Say Hello To Profits - Know The Stock Markets

By Frank Miller


When it comes to trading stocks, it's important to understand how to understand the principles of stock market analysis so you can decide which stocks to buy or sell for your portfolio, such as stocks belonging to the S&P 500, which contains some of the most popular stocks in the US from large businesses that trade on both of the US stock market exchanges. Without that knowledge, you could lose thousands of dollars and be totally lost in the system.

My experience as an OTC market maker gives me a unique perspective on these types of stock market trading and stock market crashes. Imagine being a professional stock trader, a market maker. You have a certain amount of capital. If you do are loaded up with inventory and do not anticipate a stock market crash like the one we just had, you are doomed. If you have, say, $1 million in inventory, to pick a round number, and you are 80% long, in a 15% market decline, you lose on average $120,000 in a matter of weeks. If you had to repay your losses, you were not a happy stock trading professional.

Many individuals and entities trade in the stock market.
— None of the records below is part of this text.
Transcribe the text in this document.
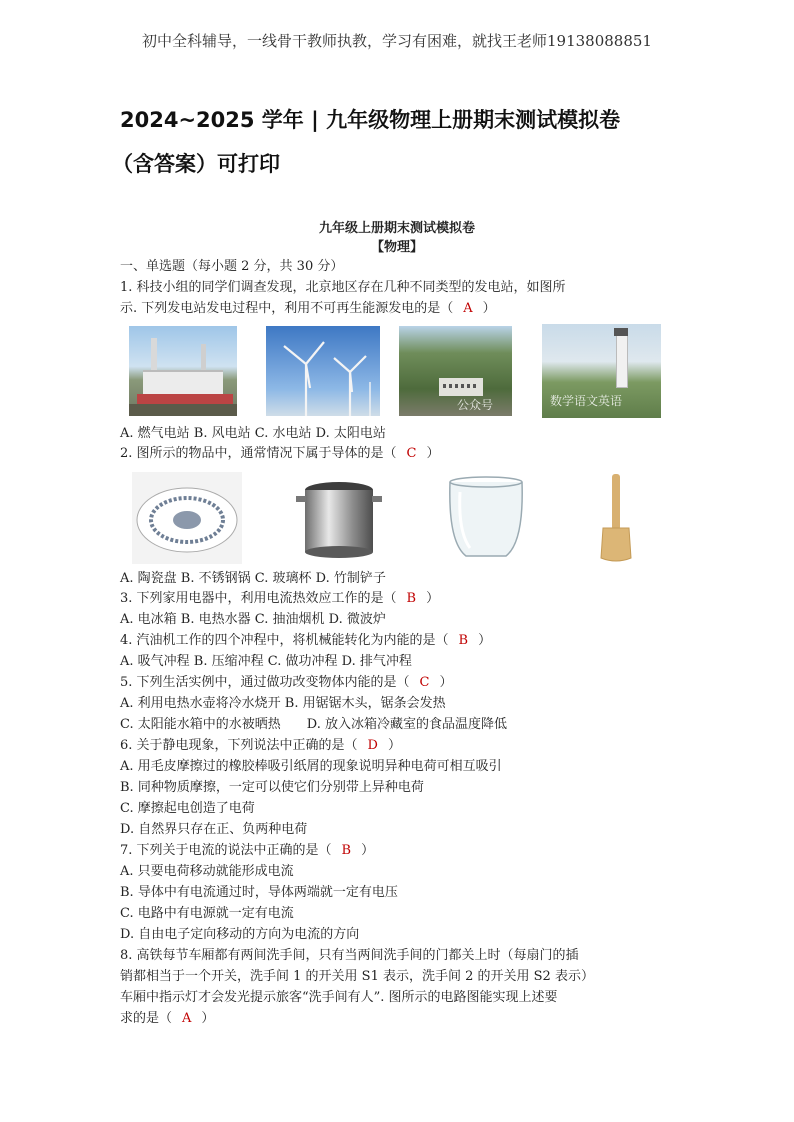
初中全科辅导，一线骨干教师执教，学习有困难，就找王老师19138088851
2024~2025 学年 | 九年级物理上册期末测试模拟卷
（含答案）可打印
九年级上册期末测试模拟卷
【物理】
一、单选题（每小题 2 分，共 30 分）
1. 科技小组的同学们调查发现，北京地区存在几种不同类型的发电站，如图所
示. 下列发电站发电过程中，利用不可再生能源发电的是（ A ）
公众号	数学语文英语
A. 燃气电站 B. 风电站 C. 水电站 D. 太阳电站
2. 图所示的物品中，通常情况下属于导体的是（ C ）
A. 陶瓷盘 B. 不锈钢锅 C. 玻璃杯 D. 竹制铲子
3. 下列家用电器中，利用电流热效应工作的是（ B ）
A. 电冰箱 B. 电热水器 C. 抽油烟机 D. 微波炉
4. 汽油机工作的四个冲程中，将机械能转化为内能的是（ B ）
A. 吸气冲程 B. 压缩冲程 C. 做功冲程 D. 排气冲程
5. 下列生活实例中，通过做功改变物体内能的是（ C ）
A. 利用电热水壶将冷水烧开 B. 用锯锯木头，锯条会发热
C. 太阳能水箱中的水被晒热　　D. 放入冰箱冷藏室的食品温度降低
6. 关于静电现象，下列说法中正确的是（ D ）
A. 用毛皮摩擦过的橡胶棒吸引纸屑的现象说明异种电荷可相互吸引
B. 同种物质摩擦，一定可以使它们分别带上异种电荷
C. 摩擦起电创造了电荷
D. 自然界只存在正、负两种电荷
7. 下列关于电流的说法中正确的是（ B ）
A. 只要电荷移动就能形成电流
B. 导体中有电流通过时，导体两端就一定有电压
C. 电路中有电源就一定有电流
D. 自由电子定向移动的方向为电流的方向
8. 高铁每节车厢都有两间洗手间，只有当两间洗手间的门都关上时（每扇门的插
销都相当于一个开关，洗手间 1 的开关用 S1 表示，洗手间 2 的开关用 S2 表示）
车厢中指示灯才会发光提示旅客“洗手间有人”. 图所示的电路图能实现上述要
求的是（ A ）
Small investors, day traders who square up their transactions on the same day, investment/financial companies, banks, hedge funds, individuals with a high net worth, institutions, mutual funds - all are involved in stock market trading. These individuals and entities place their buy or sell orders through a market intermediary, called the stockbroker. Majority of the transactions are routed through a network of computers that execute orders in a matter of seconds.

In the stock market, you can buy and sell the stocks you own. Besides this, there are several strategies such as short-selling, which means you do not own the stock, but sell it nevertheless (by borrowing it from your broker at a fee) because you feel its price is going to drop - and when the price does drop, you buy it back. Plus, you can buy or sell stocks at a future date if you trade in the derivatives market. Then, you can also indulge in margin buying, which in simple terms means you borrow money to buy stocks, thereby exposing yourself to debt.

Look at Warren Buffett buying into Bank of America when it was the poster boy for the recent stock market crash. Nothing but bad news on BOA. Look at the smart hedge fund managers who shorted the mortgage business before it became apparent that it was a bubble. These people had the courage of their own minds and the ability to act in defiance of, actually in opposition to, the crowd. Remember, we don't get in front of the stampeding crowd in a stock market crash - too dangerous - but we do wait for them to make the mistake of overselling the market. When that market shows signs of turning, we look to buy. When there is a bubble, we look to short. This is why the simple strategy of being a contrarian works for some money managers. However, there is more to it than that, more potential for big profits. You must trade with the trend but anticipate, judge trends and market momentum and look to get in at the right price. Remember it is lonely. In one of my better calls, I had my clients mostly in cash and holding off buying after the market peaked in August 1987. The day after the October crash, I called them and issued a screaming buy recommendation as it seemed to me that the panic had worn itself out. We had reached the low. Few of them could summon up the courage or the cash to buy, but those that did never saw prices that low ever again. Buyers were scarce and people who were putting out buy recommendations were even more scarce, but that was the right time to buy. Are you starting to see that you need to have an independent mind and the courage of your convictions to win in the stock market?

A particular pattern that is often seen in stock market analysis is known as the Cup and Handle. This is when a stock starts off with a high price and then dips in cost and eventually returns to a higher price. When that stock levels out in costs, it is called the handle of the stock, and this can be a good place to buy so the trader makes good profits when it goes back up, which is the cup part of the pattern.